Sur ce point, je prendrai deux exemples empruntés aux travaux de Patrick Champagne. Dans La Misère du monde, Patrick Champagne a consacré un chapitre à la représentation que les médias donnent des phénomènes dits de « banlieue » et il montre comment les journalistes, portés à la fois par les propensions inhérentes à leur métier, à leur vision du monde, à leur formation, à leurs dispositions, mais aussi par la logique de la profession, sélectionnent dans cette réalité particulière qu’est la vie des banlieues, un aspect tout à fait particulier, en fonction de catégories de perception qui leur sont propres. La métaphore la plus communément employée par les professeurs pour expliquer cette notion de catégorie, c’est-à-dire ces structures invisibles qui organisent le perçu, déterminant ce qu’on voit et ce qu’on ne voit pas, est celle des lunettes. Ces catégories sont le produit de notre éducation, de l’histoire, etc. Les journalistes ont des « lunettes » particulières à partir desquelles ils voient certaines choses et pas d’autres ; et voient d’une certaine manière les choses qu’ils voient. Ils opèrent une sélection et une construction de ce qui est sélectionné.
Le principe de sélection, c’est la recherche du sensationnel, du spectaculaire. La télévision appelle à la dramatisation, au double sens : elle met en scène, en images, un événement et elle en exagère l’importance, la gravité, et le caractère dramatique, tragique. Pour les banlieues, ce qui intéressera ce sont les émeutes. C’est déjà un grand mot… (On fait le même travail sur les mots. Avec des mots ordinaires, on n’« épate pas le bourgeois », ni le « peuple ». Il faut des mots extraordinaires.
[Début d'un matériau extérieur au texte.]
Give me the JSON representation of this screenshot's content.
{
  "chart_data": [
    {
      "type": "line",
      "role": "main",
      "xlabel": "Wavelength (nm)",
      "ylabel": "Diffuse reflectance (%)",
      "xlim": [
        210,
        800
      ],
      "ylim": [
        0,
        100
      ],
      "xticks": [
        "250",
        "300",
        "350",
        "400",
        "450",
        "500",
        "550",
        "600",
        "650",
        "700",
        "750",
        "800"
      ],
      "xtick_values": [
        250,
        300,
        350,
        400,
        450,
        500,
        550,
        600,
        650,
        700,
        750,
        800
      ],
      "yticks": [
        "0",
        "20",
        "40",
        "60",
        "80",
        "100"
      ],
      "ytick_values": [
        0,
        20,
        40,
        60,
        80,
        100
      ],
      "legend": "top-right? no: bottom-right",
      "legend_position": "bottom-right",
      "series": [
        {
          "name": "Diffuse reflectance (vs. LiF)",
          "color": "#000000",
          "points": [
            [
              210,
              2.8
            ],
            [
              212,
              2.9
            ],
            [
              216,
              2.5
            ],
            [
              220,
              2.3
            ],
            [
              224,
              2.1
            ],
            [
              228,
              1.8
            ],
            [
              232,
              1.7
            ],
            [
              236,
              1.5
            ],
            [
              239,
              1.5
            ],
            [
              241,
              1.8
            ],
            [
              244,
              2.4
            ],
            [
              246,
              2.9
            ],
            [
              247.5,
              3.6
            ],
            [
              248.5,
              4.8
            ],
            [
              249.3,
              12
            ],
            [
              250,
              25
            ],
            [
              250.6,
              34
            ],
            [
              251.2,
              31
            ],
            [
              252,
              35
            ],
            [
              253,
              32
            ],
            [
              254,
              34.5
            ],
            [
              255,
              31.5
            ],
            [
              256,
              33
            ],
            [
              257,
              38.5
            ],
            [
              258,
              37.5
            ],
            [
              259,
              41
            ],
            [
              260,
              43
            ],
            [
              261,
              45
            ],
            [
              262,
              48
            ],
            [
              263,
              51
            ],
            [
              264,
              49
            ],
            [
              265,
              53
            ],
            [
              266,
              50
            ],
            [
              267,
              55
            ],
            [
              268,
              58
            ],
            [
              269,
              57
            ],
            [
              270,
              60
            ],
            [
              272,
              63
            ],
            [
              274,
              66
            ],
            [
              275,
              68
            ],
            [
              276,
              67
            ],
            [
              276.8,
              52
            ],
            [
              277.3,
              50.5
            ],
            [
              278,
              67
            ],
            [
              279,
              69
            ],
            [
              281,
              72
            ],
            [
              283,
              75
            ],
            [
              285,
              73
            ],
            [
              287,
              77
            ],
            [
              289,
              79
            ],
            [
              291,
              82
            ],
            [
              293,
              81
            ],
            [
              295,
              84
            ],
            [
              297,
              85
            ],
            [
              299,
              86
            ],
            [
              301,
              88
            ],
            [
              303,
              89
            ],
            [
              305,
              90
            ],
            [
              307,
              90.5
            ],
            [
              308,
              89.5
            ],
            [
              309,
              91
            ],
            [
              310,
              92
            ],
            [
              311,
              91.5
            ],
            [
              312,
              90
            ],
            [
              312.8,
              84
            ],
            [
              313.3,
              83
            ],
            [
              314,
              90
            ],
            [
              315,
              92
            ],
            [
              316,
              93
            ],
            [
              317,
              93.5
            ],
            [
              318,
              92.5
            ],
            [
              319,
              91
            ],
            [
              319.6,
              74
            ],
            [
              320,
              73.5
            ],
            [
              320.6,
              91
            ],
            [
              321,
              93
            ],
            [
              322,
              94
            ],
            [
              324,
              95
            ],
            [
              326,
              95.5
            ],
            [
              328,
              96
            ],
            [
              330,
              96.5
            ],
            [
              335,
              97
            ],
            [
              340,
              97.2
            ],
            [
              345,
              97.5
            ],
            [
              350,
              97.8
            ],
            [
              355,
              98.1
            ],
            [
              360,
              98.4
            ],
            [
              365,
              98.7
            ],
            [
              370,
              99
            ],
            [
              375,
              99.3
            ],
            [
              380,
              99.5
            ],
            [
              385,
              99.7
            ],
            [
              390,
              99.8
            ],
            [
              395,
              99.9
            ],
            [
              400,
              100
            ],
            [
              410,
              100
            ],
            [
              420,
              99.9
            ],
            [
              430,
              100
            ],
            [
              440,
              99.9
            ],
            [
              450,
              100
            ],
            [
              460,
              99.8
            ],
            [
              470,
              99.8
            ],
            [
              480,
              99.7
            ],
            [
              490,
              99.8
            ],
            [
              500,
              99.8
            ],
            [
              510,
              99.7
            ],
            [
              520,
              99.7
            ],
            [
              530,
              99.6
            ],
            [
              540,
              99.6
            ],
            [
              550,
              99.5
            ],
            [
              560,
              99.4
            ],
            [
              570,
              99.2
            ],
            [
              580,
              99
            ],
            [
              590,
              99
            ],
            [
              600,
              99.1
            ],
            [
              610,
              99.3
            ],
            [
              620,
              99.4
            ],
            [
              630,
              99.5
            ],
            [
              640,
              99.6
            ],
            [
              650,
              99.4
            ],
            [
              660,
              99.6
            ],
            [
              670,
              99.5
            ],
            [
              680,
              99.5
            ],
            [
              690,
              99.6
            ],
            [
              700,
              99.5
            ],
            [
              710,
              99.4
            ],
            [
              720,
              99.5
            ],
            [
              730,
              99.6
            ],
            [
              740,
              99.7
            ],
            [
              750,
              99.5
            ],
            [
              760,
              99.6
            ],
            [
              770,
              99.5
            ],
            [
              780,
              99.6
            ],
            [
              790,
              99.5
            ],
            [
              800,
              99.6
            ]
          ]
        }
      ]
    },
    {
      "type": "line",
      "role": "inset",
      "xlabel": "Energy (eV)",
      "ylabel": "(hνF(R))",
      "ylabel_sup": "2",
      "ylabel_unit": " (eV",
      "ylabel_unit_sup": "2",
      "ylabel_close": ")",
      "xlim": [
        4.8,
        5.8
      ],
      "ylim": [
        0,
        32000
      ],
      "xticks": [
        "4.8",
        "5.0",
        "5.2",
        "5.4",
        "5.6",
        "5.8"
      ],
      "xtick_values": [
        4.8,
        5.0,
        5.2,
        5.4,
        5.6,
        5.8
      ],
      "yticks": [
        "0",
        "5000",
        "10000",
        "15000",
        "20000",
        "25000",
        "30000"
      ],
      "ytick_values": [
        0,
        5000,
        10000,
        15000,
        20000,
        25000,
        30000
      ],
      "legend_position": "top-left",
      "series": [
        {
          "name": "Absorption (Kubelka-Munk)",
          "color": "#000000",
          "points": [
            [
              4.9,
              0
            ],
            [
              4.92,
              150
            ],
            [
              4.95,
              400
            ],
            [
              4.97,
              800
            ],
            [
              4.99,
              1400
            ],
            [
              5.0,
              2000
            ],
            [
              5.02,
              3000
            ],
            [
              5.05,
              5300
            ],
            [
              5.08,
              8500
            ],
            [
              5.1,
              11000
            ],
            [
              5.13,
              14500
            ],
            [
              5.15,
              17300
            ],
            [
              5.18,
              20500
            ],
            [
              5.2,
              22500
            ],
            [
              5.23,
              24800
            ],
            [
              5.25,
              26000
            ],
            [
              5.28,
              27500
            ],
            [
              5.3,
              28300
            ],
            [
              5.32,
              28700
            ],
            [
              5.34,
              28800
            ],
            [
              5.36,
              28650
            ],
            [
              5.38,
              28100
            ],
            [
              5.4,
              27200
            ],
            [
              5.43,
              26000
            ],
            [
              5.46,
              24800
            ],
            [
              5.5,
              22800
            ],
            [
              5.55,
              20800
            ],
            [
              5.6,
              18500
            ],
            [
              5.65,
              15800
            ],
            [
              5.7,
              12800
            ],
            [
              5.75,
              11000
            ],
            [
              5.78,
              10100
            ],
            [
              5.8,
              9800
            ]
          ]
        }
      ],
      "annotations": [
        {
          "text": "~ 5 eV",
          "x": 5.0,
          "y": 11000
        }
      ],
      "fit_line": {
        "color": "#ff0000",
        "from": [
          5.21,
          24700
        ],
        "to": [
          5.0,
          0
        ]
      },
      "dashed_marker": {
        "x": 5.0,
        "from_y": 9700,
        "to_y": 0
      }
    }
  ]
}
En fait, paradoxalement, le monde de l’image est dominé par les mots.
La photo n’est rien sans la légende qui dit ce qu’il faut lire – legendum –, c’est-à-dire, bien souvent, des légendes, qui font voir n’importe quoi. Nommer, on le sait, c’est faire voir, c’est créer, porter à l’existence. Et les mots peuvent faire des ravages : islam, islamique, islamiste – le foulard est-il islamique ou islamiste ? Et s’il s’agissait simplement d’un fichu, sans plus ? Il m’arrive d’avoir envie de reprendre chaque mot des présentateurs qui parlent souvent à la légère, sans avoir la moindre idée de la difficulté et de la gravité de ce qu’ils évoquent et des responsabilités qu’ils encourent en les évoquant, devant des milliers de téléspectateurs, sans les comprendre et sans comprendre qu’ils ne les comprennent pas. Parce que ces mots font des choses, créent des fantasmes, des peurs, des phobies ou, simplement, des représentations fausses). Les journalistes, grosso modo, s’intéressent à l’exceptionnel, à ce qui est exceptionnel pour eux.
Questions :
– Expliquez la métaphore des lunettes
– Selon l’auteur, sur quel principe repose la sélection de l’information par les médias ? Comment est-il mis en oeuvre et quelles en sont les conséquences ?
IV – Daniel Schneidermann – Du journalisme après Bourdieu, 1999
Vous avez évidemment raison. Pratiquons au scalpel une coupe dans le cerveau d’un journaliste : nous y trouverons des milliers de présupposés. Comme aux boulangers, aux commissaires de police ou aux ménagères de moins de 50 ans, nos présupposés nous dictent nos actes, nos éditoriaux, nos reportages. Or, nous devrions être la catégorie sociale la plus apte à prendre conscience de ses présupposés. Un présupposé remonté à la surface à la force du poignet, auto-formulé, avoué à soi-même, cesse d’être un présupposé pour devenir un parti pris conscient, délibéré et fièrement assumé – ou combattu […]
Et voilà les journalistes sommés par vous, comme un policier leur demanderait leurs papiers, d’« expliciter leurs présupposés ».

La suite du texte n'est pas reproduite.